As the report notes, high-profile companies like SpaceX, Anthropic and OpenAI have all been preparing to list this year. That’s opened the door to a host of smaller software firms also waiting to go public.
Then came fears that AI could make huge swaths of the software industry obsolete, leading to a massive stock selloff. The unease was exacerbated earlier this week by a report from Citrini Research about potential threats posed by AI.
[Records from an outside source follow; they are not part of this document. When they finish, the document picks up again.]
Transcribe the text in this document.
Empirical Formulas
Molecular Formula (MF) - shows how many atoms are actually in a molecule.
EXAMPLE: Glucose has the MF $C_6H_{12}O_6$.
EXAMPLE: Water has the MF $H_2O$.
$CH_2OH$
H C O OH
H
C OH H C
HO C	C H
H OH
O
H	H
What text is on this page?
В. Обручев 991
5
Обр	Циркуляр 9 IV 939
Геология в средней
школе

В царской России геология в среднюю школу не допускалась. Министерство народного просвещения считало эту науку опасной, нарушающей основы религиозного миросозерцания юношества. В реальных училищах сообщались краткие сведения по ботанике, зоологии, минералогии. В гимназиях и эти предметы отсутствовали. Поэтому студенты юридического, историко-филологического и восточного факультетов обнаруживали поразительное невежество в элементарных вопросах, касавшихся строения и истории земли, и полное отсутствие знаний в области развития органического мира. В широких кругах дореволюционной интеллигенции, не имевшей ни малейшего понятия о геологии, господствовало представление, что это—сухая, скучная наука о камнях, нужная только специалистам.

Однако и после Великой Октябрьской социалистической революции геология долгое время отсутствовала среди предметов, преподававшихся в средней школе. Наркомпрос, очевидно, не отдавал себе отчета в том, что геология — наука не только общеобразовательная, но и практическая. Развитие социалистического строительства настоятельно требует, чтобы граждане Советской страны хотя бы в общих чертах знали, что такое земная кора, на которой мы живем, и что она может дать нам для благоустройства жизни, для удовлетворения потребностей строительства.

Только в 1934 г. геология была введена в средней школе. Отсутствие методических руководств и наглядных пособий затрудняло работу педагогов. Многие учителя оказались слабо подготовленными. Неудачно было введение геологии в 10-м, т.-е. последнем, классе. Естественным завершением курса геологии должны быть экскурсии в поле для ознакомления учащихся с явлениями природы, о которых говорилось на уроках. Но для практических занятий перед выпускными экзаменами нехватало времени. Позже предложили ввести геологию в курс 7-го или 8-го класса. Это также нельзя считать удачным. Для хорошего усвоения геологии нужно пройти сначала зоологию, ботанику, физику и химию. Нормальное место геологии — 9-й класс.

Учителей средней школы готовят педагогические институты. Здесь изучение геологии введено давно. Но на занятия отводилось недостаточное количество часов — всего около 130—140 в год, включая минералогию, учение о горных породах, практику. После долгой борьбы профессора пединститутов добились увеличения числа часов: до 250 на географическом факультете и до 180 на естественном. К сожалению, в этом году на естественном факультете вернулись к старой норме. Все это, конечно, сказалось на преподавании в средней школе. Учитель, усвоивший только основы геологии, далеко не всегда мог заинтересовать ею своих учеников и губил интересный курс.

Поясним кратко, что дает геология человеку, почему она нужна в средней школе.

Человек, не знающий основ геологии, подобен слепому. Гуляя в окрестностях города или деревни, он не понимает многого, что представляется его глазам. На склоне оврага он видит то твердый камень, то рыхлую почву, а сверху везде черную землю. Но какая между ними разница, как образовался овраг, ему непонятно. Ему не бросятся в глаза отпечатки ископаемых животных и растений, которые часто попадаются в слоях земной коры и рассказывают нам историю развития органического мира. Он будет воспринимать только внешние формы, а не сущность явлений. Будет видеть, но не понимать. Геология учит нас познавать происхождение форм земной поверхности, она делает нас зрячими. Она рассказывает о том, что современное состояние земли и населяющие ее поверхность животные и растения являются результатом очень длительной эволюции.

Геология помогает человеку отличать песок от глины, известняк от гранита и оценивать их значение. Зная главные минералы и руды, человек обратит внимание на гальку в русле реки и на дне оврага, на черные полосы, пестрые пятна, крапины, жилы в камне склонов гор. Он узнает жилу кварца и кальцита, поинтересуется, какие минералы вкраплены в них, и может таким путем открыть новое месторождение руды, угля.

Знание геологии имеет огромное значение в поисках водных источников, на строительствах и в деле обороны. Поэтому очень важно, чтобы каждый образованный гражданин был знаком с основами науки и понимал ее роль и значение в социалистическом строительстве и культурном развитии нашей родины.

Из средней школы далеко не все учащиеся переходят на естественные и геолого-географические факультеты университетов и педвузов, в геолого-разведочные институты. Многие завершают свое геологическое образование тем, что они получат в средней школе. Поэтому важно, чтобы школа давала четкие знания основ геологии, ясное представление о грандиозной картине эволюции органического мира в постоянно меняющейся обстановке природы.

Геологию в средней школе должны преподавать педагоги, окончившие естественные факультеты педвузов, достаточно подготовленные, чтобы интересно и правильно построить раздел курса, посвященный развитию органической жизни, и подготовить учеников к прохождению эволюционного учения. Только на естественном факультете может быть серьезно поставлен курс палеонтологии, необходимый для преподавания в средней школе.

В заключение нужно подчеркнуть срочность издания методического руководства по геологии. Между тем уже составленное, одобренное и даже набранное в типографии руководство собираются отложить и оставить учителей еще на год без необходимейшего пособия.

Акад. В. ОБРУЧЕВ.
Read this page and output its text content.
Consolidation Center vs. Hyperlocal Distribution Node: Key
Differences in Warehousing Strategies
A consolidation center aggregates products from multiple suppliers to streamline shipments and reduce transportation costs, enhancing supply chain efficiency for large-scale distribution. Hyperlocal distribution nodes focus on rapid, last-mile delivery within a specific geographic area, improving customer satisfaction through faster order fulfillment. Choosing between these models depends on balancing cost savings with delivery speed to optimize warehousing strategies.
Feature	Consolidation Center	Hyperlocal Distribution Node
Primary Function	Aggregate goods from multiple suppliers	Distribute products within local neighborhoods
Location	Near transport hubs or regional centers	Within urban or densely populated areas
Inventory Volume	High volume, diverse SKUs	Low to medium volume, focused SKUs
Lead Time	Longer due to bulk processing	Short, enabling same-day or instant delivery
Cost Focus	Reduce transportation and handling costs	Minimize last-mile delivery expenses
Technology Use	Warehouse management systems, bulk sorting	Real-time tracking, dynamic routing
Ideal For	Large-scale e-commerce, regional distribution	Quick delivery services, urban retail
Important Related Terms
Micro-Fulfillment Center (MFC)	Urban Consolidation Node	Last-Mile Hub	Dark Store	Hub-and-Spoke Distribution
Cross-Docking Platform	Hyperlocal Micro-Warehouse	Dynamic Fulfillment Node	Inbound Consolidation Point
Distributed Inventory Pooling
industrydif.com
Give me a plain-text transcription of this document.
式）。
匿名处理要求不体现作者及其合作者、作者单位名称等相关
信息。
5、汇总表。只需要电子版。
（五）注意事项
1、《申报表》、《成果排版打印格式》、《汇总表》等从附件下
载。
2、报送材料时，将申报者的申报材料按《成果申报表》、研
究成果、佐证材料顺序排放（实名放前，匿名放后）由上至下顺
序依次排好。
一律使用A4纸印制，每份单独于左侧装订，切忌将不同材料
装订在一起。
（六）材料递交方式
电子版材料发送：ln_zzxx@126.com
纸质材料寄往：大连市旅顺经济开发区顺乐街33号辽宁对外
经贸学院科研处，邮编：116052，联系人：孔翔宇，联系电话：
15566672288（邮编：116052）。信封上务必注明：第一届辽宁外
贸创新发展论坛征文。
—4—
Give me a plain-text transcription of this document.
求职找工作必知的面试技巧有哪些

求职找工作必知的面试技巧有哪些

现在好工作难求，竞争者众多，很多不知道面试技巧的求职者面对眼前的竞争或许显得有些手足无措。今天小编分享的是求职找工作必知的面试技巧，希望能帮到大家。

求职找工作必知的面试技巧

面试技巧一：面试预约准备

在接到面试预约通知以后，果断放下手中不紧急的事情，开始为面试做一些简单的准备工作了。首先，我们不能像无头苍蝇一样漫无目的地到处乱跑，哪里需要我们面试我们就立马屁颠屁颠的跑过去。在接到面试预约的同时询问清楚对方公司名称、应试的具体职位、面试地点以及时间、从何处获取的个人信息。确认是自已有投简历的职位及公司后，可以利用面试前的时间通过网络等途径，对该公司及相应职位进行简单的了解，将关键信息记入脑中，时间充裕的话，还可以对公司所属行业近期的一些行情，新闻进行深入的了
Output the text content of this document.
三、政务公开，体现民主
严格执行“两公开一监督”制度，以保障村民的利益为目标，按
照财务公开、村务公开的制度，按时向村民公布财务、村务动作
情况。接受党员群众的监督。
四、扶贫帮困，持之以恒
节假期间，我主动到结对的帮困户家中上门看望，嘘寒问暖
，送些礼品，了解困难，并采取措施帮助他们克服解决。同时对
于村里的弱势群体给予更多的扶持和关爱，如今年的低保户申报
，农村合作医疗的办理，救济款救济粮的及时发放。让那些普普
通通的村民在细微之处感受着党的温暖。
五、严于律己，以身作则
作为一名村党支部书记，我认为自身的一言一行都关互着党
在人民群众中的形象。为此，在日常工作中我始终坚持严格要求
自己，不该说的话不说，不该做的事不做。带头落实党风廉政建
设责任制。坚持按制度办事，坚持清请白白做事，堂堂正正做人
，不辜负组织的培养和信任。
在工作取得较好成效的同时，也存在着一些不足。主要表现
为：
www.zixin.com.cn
A White House economist later rejected the report, saying it “violates some of the basic accounting in economics.”
Now, investors and dealmakers expect that a handful of large IPOs will dominate the year, leaving most private tech companies waiting, and some already withdrawing their plans to list.
Of the tech stocks that listed last year, 75% are trading below their IPO prices, the WSJ added, citing data from Dealogic.
The report notes that Wall Street isn’t too concerned about a tech IPO drought. OpenAI and Anthropic are weighing IPOs near the end of the year, while SpaceX could go public in the late spring or summer. The latter listing, the WSJ added, could be the largest of all time, valuing SpaceX at more than $1 trillion.
“The giants are going to have incredible demand. Everybody and their parents will want to hold them,” Matt Witheiler, who specializes in private late-stage growth investing at Wellington Management, told the WSJ. “What’s going to happen with software is some companies will be worth zero.”
According to the WSJ, bankers also expect some cryptocurrency companies to do better than pure tech firms. Some of last year’s standout IPOs were digital asset companies like Circle, which had closed up about 98% from its IPO price on Tuesday. This year could see an IPO from crypto exchange Kraken, recently valued at $20 billion.
PYMNTS examined the market for crypto IPOs last month, arguing that a resurge in venture capital investment in the digital asset space was a bet on the industry’s normalization, rather than its novelty.
“As digital assets inch closer to mainstream finance, the winners are likely to be firms that reduce friction, manage risk and translate crypto’s complexity into services that institutions can actually use,” that report said.